Given the economic realities we are experiencing as a collective industry, marketers can’t afford to wait for a program to develop when scarce resources can be reallocated to channels that are already productive today.
What was the biggest financial lesson from your time at Hopin after experiencing hypergrowth and then subsequent growth struggles?
- While maybe not to the same scale/speed as Hopin, there are lots of companies experiencing a similar thing right now. Companies need to make sure they have the data/metrics to support the growth plan and they aren't just building a pretty sales capacity model to show they can make the math work.
Very few SaaS companies have ever experienced what Hopin did in 2020/2021. When you grow from $0-$65M ARR in one year, there aren’t industry benchmarks that you can learn from – especially when the circumstances surrounding a once-in-a-generation pandemic are providing such a unique tailwind behind your growth.
The worst mistake was in our annual planning where we forecasted healthy growth over 2021 with murky data to support the plan. We then executed a hiring initiative to achieve that plan, which did not end well only a few months later. While everyone had the best intentions, ultimately we were not able to live up to our potential as a business.
Going back to the Paul Graham quote from above, companies should slow down spending and hiring until more pain of growth is felt. Don’t hire too far ahead just because growth is expected.
How do you position AudiencePlus as critical and not as not a "nice-to-have" during a time of significant cuts?
The idea of doing more with less applies broadly to owned media – reduce your paid media spend, produce a steady cadence of content in-house, keep headcount rather light, and benefit from access to first-party engagement data that can be directly attributed to pipeline creation, acceleration, and revenue attainment across new business and existing.
Said another way, investing in building, engaging, and monetizing an audience – rather than attempting to “create demand” within your market – is not only more efficient to execute, but it in fact yields more profitable results.
How should people think about spending on brand/community when the ROI seems unclear and it can take a longer time to see benefits?
The benefit of owned media as a function of "brand/community" is that you have access to the first-party engagement data -- so attribution is pretty clear.

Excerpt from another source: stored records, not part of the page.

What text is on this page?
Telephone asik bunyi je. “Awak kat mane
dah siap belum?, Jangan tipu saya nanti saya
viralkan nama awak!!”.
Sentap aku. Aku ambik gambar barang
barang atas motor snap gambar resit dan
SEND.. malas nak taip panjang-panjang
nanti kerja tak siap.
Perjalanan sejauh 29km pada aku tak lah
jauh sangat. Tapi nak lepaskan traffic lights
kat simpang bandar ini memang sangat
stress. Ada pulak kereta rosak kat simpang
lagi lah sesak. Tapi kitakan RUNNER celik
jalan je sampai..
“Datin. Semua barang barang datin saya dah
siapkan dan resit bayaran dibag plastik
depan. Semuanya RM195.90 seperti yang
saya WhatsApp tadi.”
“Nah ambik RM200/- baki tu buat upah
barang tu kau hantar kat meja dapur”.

On the issue of time, I think that's more a function of "organic" marketing programs like SEO that do indeed take time to mature. However, I'd characterize SEO as a "rented" channel since our impact is governed by an algorithm outside of our control.
I'd encourage companies to think about brand and community efforts as a function of owned media in order to take the guesswork out of the equation, run more efficiently, and build an authentic relationship with an audience at scale that can sustainably fuel growth.
First off - thank you Anthony for doing the Q&A! Follow him on Twitter @akennada and check out AudiencePlus. Excited to see what they do.
Marketing is always going to be a bit more difficult to ensure efficient spending. But with proper data, metrics, and prioritization, marketing teams can make better-informed decisions that will bring down the cost to acquire a customer.